DataStorageAsean: Is Hadoop for all companies of any size and can anyone in an organisation get access to data held in a Hadoop cluster?
Richard Jones: The flexible, scalable and cost-efficient data management capabilities of Hadoop makes it ideal for any organisation with large volumes of data. Hadoop allows organisations to maintain enterprise-grade data security while permitting only authorised users to view, use and contribute to a particular data set.
Securing enterprise data requires a comprehensive approach, including authentication, fine-grained authorisation, data encryption, and auditing.
Cloudera Navigator, for example, maintains a full audit history of all data and activity in Hadoop. It tracks every access attempt, right down to the user ID, IP address, and full query text. This provides visibility into who has been accessing what data, ability to see point-in-time permissions and how they have changed, and review and verify HDFS permissions.
Incidentally, only Cloudera Enterprise is certified compliant with the Payment Card Industry (PCI) Data Security Standards. The platform is used by MasterCard, which requires that any technology handling its applications or payment card data files be PCI certified.
DataStorageAsean: What are the specific challenges for Hadoop adoption in the ASEAN region?
Richard Jones: While the need to leverage big data for insights is growing quick and universally, the general awareness of the benefits of extracting value from data is still a challenge for the ASEAN region. With this, there is also a lack of skills availability in the region. Increasingly, organisations across all verticals are using Hadoop to extract value from big data and there is clearly a demand for this particular skillset, and therefore, a gap that needs to be filled.

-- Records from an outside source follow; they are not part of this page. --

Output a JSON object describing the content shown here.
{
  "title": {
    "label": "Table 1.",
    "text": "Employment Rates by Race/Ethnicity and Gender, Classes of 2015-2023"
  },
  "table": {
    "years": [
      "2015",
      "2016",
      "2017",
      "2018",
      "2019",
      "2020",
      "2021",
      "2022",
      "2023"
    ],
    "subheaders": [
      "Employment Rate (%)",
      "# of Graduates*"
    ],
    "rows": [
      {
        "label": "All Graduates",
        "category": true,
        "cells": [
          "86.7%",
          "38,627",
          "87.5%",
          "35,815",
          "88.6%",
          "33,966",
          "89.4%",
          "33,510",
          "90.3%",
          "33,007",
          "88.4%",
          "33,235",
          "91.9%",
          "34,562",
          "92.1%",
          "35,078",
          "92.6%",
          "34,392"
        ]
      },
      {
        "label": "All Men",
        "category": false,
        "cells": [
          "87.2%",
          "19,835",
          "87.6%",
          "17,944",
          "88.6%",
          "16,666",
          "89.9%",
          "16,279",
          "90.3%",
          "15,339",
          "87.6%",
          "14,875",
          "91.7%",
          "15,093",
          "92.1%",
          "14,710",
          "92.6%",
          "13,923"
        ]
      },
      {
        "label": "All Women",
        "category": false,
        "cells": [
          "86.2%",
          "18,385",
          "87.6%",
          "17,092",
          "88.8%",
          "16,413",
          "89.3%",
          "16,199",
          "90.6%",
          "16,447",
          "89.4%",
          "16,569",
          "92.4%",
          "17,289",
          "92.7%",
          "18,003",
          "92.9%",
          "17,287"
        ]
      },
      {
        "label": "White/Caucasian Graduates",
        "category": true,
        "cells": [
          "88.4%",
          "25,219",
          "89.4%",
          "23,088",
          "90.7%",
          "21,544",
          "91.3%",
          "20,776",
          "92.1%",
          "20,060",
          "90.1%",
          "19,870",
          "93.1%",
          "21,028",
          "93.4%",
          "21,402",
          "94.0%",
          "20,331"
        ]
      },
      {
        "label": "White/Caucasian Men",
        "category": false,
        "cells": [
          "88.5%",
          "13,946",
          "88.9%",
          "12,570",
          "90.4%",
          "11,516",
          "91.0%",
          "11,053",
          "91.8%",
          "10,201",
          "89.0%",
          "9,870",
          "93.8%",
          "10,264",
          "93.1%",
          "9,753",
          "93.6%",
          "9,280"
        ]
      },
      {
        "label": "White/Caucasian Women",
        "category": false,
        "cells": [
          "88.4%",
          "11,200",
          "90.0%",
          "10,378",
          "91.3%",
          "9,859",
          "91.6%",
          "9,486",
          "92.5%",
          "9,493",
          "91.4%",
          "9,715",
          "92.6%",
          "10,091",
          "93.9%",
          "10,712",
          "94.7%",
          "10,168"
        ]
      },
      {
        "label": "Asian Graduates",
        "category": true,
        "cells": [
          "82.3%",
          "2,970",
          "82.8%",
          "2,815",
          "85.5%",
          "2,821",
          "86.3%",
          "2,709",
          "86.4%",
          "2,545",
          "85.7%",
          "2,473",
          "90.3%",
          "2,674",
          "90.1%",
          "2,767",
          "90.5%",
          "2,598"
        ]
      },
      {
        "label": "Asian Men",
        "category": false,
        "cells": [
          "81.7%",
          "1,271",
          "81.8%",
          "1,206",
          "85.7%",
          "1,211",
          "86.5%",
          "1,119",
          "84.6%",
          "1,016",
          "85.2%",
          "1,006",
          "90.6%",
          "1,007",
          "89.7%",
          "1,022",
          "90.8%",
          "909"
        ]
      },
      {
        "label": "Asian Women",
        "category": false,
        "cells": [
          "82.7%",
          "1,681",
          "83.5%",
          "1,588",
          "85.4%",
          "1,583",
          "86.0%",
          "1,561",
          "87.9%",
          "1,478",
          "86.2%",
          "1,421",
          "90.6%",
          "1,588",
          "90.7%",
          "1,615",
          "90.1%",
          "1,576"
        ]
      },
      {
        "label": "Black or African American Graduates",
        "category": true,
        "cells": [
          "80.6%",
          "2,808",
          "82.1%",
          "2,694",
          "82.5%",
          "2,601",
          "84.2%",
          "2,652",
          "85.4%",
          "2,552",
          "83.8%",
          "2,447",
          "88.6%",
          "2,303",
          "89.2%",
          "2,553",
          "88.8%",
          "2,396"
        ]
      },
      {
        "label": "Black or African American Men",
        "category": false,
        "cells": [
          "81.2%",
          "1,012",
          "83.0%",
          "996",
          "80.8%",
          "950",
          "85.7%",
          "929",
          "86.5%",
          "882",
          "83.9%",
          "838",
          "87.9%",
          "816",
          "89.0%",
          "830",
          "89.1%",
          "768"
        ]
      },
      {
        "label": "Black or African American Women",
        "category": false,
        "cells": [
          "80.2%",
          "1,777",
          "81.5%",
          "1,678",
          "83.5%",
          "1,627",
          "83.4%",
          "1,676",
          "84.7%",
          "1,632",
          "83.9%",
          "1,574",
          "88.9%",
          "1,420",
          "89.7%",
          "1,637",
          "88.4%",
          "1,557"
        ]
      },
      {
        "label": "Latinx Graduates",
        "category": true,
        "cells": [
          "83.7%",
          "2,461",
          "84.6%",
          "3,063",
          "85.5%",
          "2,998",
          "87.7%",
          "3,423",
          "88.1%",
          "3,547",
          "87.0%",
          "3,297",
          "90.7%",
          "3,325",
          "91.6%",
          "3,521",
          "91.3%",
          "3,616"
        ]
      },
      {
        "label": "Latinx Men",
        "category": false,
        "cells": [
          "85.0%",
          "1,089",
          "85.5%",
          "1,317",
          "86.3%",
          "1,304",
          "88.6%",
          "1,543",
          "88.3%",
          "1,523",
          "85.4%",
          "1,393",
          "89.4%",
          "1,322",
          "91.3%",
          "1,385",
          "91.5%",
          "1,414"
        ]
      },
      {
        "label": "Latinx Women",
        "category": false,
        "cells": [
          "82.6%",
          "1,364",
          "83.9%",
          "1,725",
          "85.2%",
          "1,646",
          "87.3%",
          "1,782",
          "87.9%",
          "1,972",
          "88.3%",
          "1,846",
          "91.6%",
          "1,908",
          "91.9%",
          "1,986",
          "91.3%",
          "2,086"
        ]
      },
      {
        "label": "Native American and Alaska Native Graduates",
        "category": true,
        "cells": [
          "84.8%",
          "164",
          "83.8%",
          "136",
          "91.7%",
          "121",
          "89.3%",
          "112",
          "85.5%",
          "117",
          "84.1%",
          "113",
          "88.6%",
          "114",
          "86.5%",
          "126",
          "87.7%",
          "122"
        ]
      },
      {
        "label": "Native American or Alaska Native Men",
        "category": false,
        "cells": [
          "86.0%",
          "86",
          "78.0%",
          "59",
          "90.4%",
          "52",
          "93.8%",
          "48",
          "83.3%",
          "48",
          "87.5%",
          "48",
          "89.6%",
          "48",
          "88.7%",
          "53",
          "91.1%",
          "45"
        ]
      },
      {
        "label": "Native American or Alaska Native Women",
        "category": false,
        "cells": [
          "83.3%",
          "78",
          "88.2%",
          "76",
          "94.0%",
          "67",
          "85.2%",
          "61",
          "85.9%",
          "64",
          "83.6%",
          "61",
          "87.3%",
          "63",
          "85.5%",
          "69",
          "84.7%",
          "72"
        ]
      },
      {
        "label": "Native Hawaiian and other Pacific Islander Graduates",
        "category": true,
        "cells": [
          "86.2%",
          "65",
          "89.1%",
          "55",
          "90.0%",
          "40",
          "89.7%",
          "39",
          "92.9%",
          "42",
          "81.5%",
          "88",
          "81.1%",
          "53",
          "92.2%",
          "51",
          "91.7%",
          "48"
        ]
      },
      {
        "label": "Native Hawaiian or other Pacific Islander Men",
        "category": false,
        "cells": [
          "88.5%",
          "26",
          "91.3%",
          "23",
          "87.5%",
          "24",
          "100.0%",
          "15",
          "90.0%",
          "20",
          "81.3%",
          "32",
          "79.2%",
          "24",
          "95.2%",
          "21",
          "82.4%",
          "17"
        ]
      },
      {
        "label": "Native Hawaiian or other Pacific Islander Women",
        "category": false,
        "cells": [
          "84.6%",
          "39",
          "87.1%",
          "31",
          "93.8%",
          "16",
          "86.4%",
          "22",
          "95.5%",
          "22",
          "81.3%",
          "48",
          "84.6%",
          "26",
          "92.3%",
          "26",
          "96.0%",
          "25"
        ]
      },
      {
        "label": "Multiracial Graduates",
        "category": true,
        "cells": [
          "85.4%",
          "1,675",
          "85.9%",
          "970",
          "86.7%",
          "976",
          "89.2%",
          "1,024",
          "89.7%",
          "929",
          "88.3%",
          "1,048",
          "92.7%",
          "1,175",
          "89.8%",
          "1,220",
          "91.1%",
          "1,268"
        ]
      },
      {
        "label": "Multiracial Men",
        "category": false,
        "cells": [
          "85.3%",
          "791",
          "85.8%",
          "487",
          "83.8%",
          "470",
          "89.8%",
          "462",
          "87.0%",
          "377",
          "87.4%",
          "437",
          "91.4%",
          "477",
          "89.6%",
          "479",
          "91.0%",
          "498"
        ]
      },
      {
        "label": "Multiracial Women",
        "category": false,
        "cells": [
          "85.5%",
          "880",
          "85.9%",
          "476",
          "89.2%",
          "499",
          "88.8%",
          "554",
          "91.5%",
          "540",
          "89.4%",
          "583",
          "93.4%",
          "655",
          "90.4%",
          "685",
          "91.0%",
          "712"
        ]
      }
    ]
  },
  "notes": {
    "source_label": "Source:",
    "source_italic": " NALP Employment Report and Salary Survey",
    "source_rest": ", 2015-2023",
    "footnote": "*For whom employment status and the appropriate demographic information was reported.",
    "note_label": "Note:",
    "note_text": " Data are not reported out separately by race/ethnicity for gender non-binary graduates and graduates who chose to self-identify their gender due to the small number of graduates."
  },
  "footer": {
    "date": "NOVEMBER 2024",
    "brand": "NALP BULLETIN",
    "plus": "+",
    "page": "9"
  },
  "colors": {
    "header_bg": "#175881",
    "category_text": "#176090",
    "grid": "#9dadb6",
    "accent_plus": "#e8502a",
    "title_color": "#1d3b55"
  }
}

This is something we are working towards at Cloudera. We have recently announced that over 100 leading tertiary educational institutions, from more than 17 countries, have joined the Cloudera Academic Partnership (CAP) programme – a programme that gives computer science students access to free advanced Apache Hadoop curriculum, training and tools to prepare them for careers in big data.
Out of these 100 leading universities, 20% are based in Asia, and we are continuing to explore opportunities to grow this initiative in this region and beyond.
With CAP, the end result is a new generation of Hadoop-aware IT professionals who will fill the skills gap for employers in the region.
DataStorageAsean: What’s unique about your Hadoop offering?
Richard Jones: Powered by the world’s most popular Hadoop distribution, Cloudera Enterprise makes Hadoop fast, easy, and secure, so our customers can focus on results instead of the technology. Cloudera offers the highest performance and overall lowest TCO platform for using data to drive better business outcomes.
First, Cloudera offers the fastest analytic SQL with Impala and the industry’s best support for the high-performance Spark framework. The new Kudu storage engine is the first to enable fast analytics on real-time data. And Cloudera Navigator Optimizer now helps customers put data and workloads in the right system and format for the best performance and economics.
Second, Cloudera makes Hadoop easy to manage on-premise and in the public cloud through Cloudera Manager and Cloudera Director. Our customer support leads the industry in our breadth and depth of expertise across the Hadoop ecosystem.
Third, only Cloudera is comprehensively secure, offering unique encryption, fine-grained data access protection, and full audit and lineage capabilities.
Cloudera is the enterprise choice for leading global organisations who want to gain value from all their data.